健康思想14 生きがいの創出

年齢を重ねても働くことができる制度の導入は、ベテラン世代の心身の衰えだけでなく、さまざまなロスとの戦い(体力、お金、地位、家族、友人など)もあり、モチベーションの維持が働き続けるための重要なポイントとなります。

モチベーションを保つには、生きがいが重要となります。生きがいは、「生きる価値」「生きることの喜び・張り合い」を意味していますが、長寿地域を意味する「ブルーゾーン」の概念を広めたアメリカの研究者のダン・ビュイトナーが、沖縄の長寿の理由の一つとして「ikigai(生きがい)」に言及してから欧米で広く知られるようになりました。

日本語の生きがいを的確に表現する英語がないことから、「ikigai」が使われています。これは今や「Mottainai」(もったいない)、「Arigatai」(ありがたい)と並ぶ、日本人の特性・気質を表す用語として確立されています。

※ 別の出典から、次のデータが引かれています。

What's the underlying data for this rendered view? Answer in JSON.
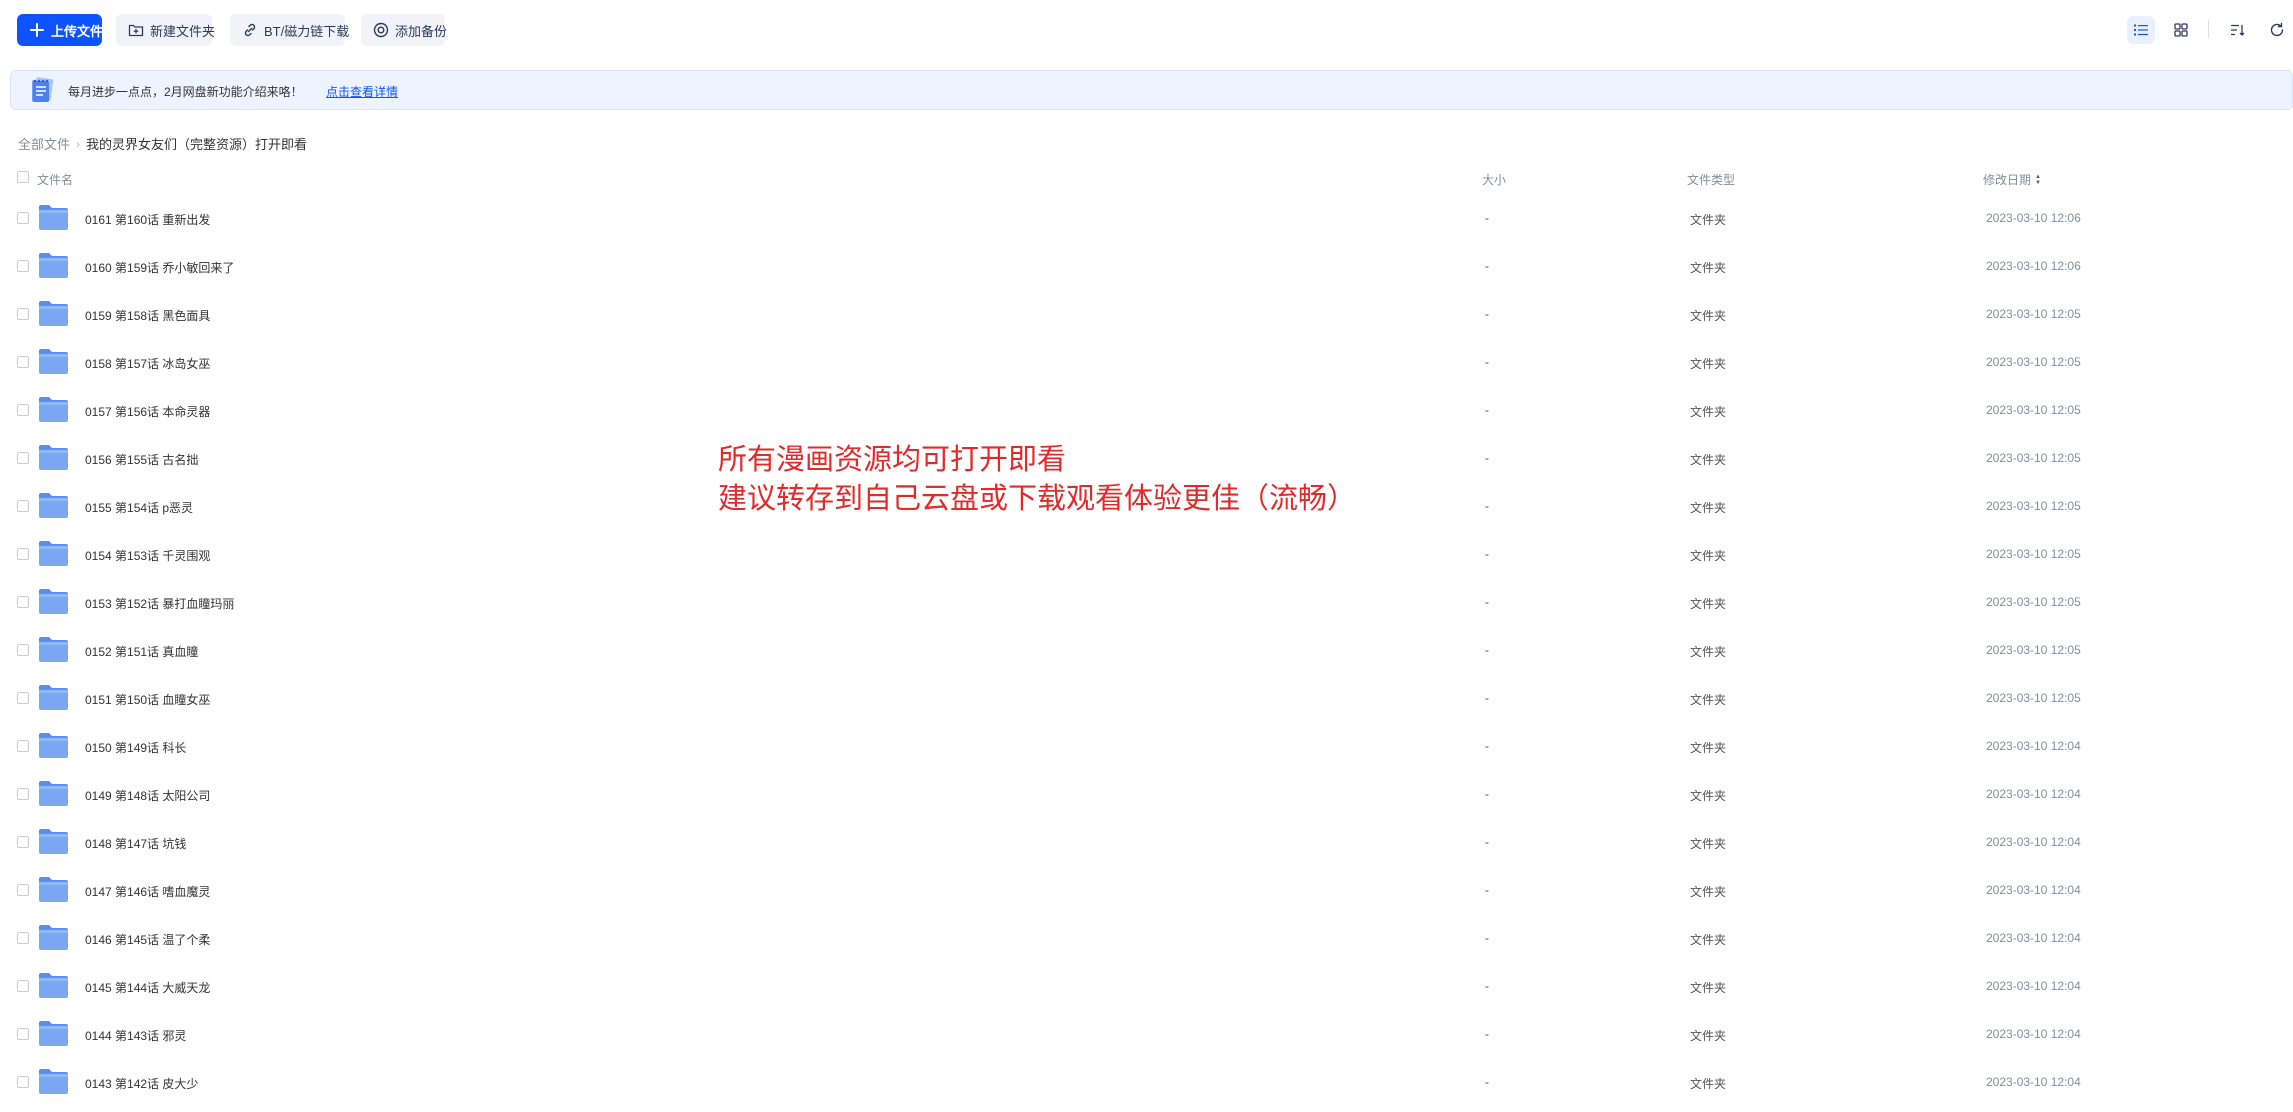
{
  "toolbar": {
    "upload_label": "上传文件",
    "new_folder_label": "新建文件夹",
    "bt_label": "BT/磁力链下载",
    "backup_label": "添加备份"
  },
  "banner": {
    "text": "每月进步一点点，2月网盘新功能介绍来咯！",
    "link": "点击查看详情"
  },
  "breadcrumb": {
    "root": "全部文件",
    "current": "我的灵界女友们（完整资源）打开即看"
  },
  "columns": {
    "name": "文件名",
    "size": "大小",
    "type": "文件类型",
    "date": "修改日期"
  },
  "files": [
    {
      "name": "0161 第160话 重新出发",
      "size": "-",
      "type": "文件夹",
      "date": "2023-03-10 12:06"
    },
    {
      "name": "0160 第159话 乔小敏回来了",
      "size": "-",
      "type": "文件夹",
      "date": "2023-03-10 12:06"
    },
    {
      "name": "0159 第158话 黑色面具",
      "size": "-",
      "type": "文件夹",
      "date": "2023-03-10 12:05"
    },
    {
      "name": "0158 第157话 冰岛女巫",
      "size": "-",
      "type": "文件夹",
      "date": "2023-03-10 12:05"
    },
    {
      "name": "0157 第156话 本命灵器",
      "size": "-",
      "type": "文件夹",
      "date": "2023-03-10 12:05"
    },
    {
      "name": "0156 第155话 古名拙",
      "size": "-",
      "type": "文件夹",
      "date": "2023-03-10 12:05"
    },
    {
      "name": "0155 第154话 p恶灵",
      "size": "-",
      "type": "文件夹",
      "date": "2023-03-10 12:05"
    },
    {
      "name": "0154 第153话 千灵围观",
      "size": "-",
      "type": "文件夹",
      "date": "2023-03-10 12:05"
    },
    {
      "name": "0153 第152话 暴打血瞳玛丽",
      "size": "-",
      "type": "文件夹",
      "date": "2023-03-10 12:05"
    },
    {
      "name": "0152 第151话 真血瞳",
      "size": "-",
      "type": "文件夹",
      "date": "2023-03-10 12:05"
    },
    {
      "name": "0151 第150话 血瞳女巫",
      "size": "-",
      "type": "文件夹",
      "date": "2023-03-10 12:05"
    },
    {
      "name": "0150 第149话 科长",
      "size": "-",
      "type": "文件夹",
      "date": "2023-03-10 12:04"
    },
    {
      "name": "0149 第148话 太阳公司",
      "size": "-",
      "type": "文件夹",
      "date": "2023-03-10 12:04"
    },
    {
      "name": "0148 第147话 坑钱",
      "size": "-",
      "type": "文件夹",
      "date": "2023-03-10 12:04"
    },
    {
      "name": "0147 第146话 嗜血魔灵",
      "size": "-",
      "type": "文件夹",
      "date": "2023-03-10 12:04"
    },
    {
      "name": "0146 第145话 温了个柔",
      "size": "-",
      "type": "文件夹",
      "date": "2023-03-10 12:04"
    },
    {
      "name": "0145 第144话 大威天龙",
      "size": "-",
      "type": "文件夹",
      "date": "2023-03-10 12:04"
    },
    {
      "name": "0144 第143话 邪灵",
      "size": "-",
      "type": "文件夹",
      "date": "2023-03-10 12:04"
    },
    {
      "name": "0143 第142话 皮大少",
      "size": "-",
      "type": "文件夹",
      "date": "2023-03-10 12:04"
    }
  ],
  "overlay": {
    "line1": "所有漫画资源均可打开即看",
    "line2": "建议转存到自己云盘或下载观看体验更佳（流畅）"
  },
  "icons": {
    "upload": "plus-icon",
    "new_folder": "folder-plus-icon",
    "bt": "link-icon",
    "backup": "backup-icon",
    "list_view": "list-view-icon",
    "grid_view": "grid-view-icon",
    "sort": "sort-icon",
    "refresh": "refresh-icon",
    "folder": "folder-icon",
    "banner": "notebook-icon"
  },
  "colors": {
    "primary": "#0d53ff",
    "banner_bg": "#eef4ff",
    "folder": "#7ba7f2",
    "overlay_text": "#e22a2a"
  }
}
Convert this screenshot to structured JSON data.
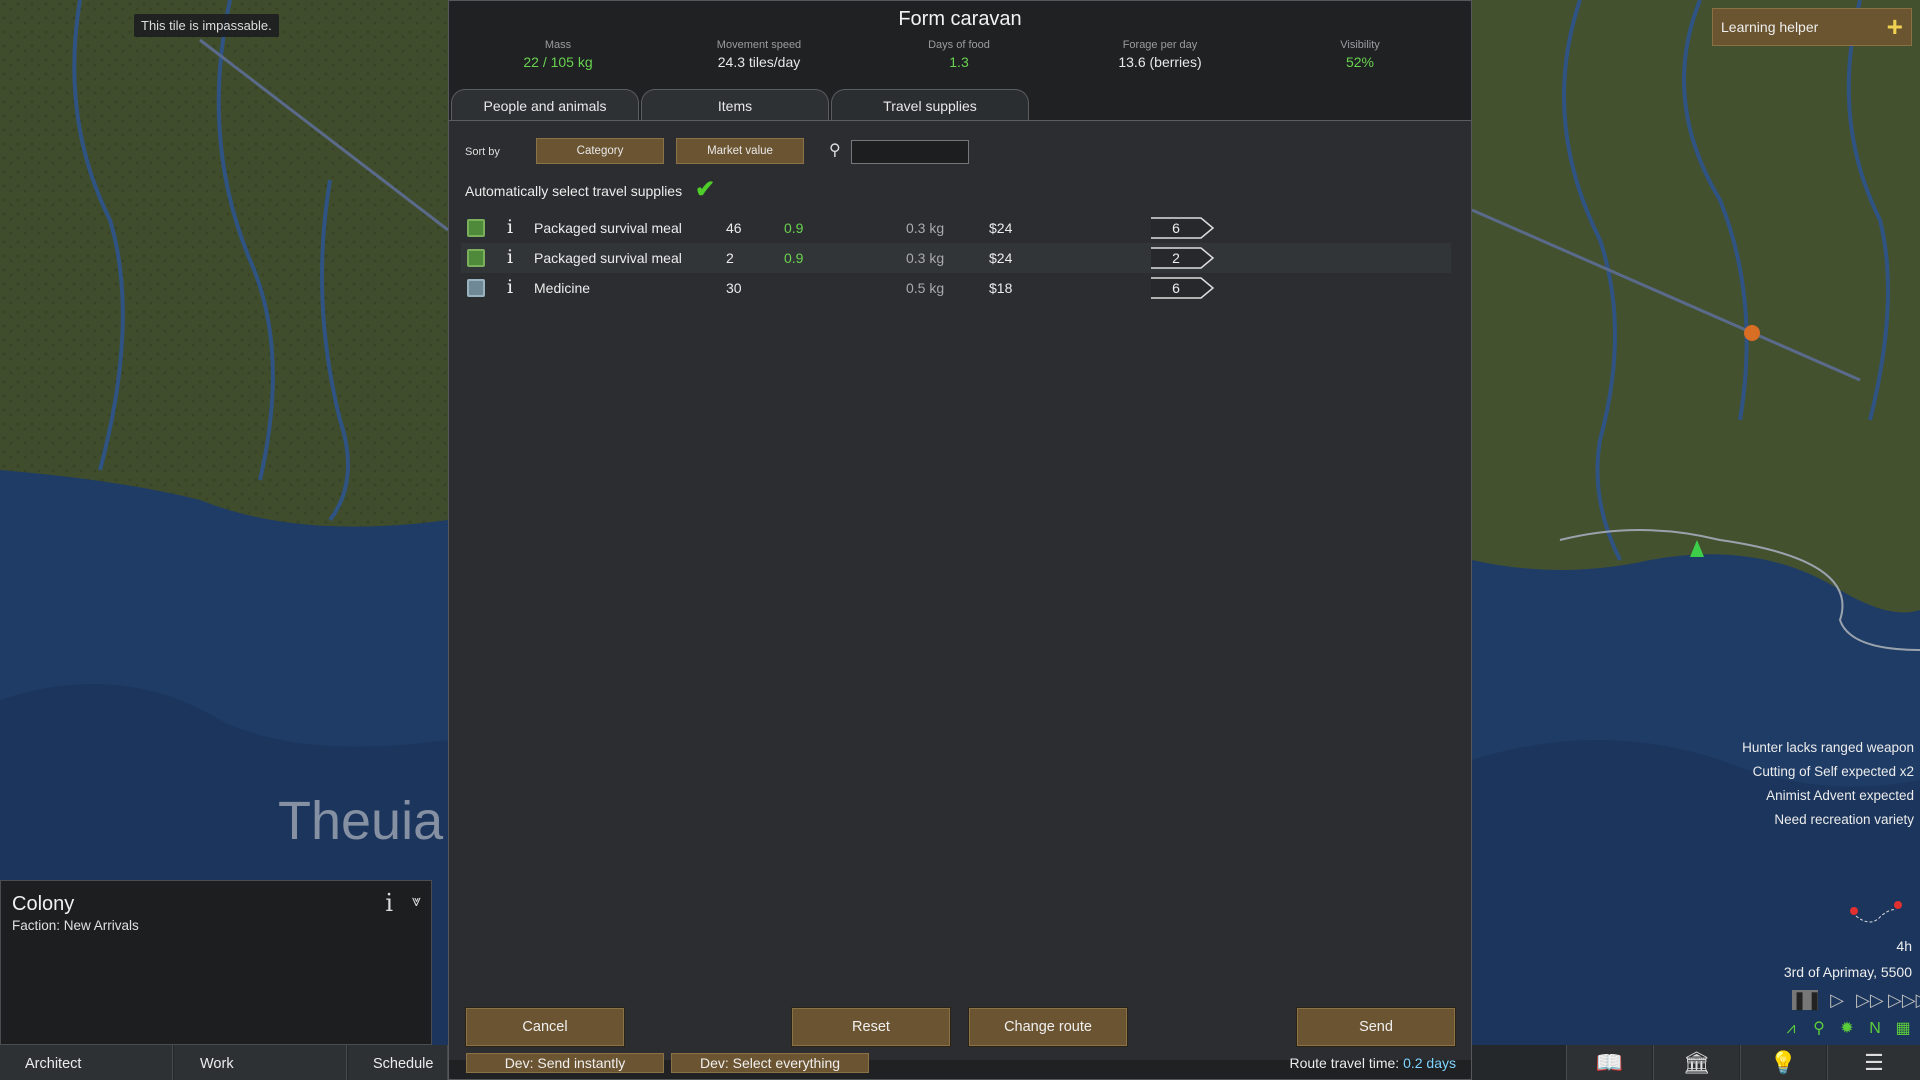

それをきっかけに、「ikigai」は「仕事と人生の質を向上させるための日本特有の概念」として世界規模で認識されるようになり、概念図も広まりました。

日本では「社会が求めていること(必要とされる)」「得意なこと」「好きなこと」「お金になること(稼げる)」の4つの構成要素で表され、重なり合った部分に相乗効果が生まれ、これが「ikigai」とされています。

「好きなこと」であり、これが「得意なこと」であると、情熱(Passion)をもって進めることができます。これだけでは趣味の世界で終わりかねないことかもしれませんが、「好きなこと」が「社会が求めていること」でもあると使命(Mission)として継続することができます。

「得意なこと」が「お金になること」であると、これは専門(Profession)となって事業になります。しかし、これだけでは継続性は不安定であり、「好きなこと」「社会が求めていること」と重なることで継続性が高まります。

そして、「社会が求めること」と「お金になること」が重なると、これは天職(Vocation)となります。天職である上に、「好きなこと」「得意なこと」が重なると、これが「ikigai」となって強いモチベーションを構築するとなります。

これまでの経験と知識、人脈などをもって新たな世界(セカンドステージ)に踏み出すためのキーワードが「生きがい」であり、4つの構成要素のバランスをとりながら自らの生きがい(ikigai)を常に考え、見直し、推し進めていくことが重要であることを広く伝えています。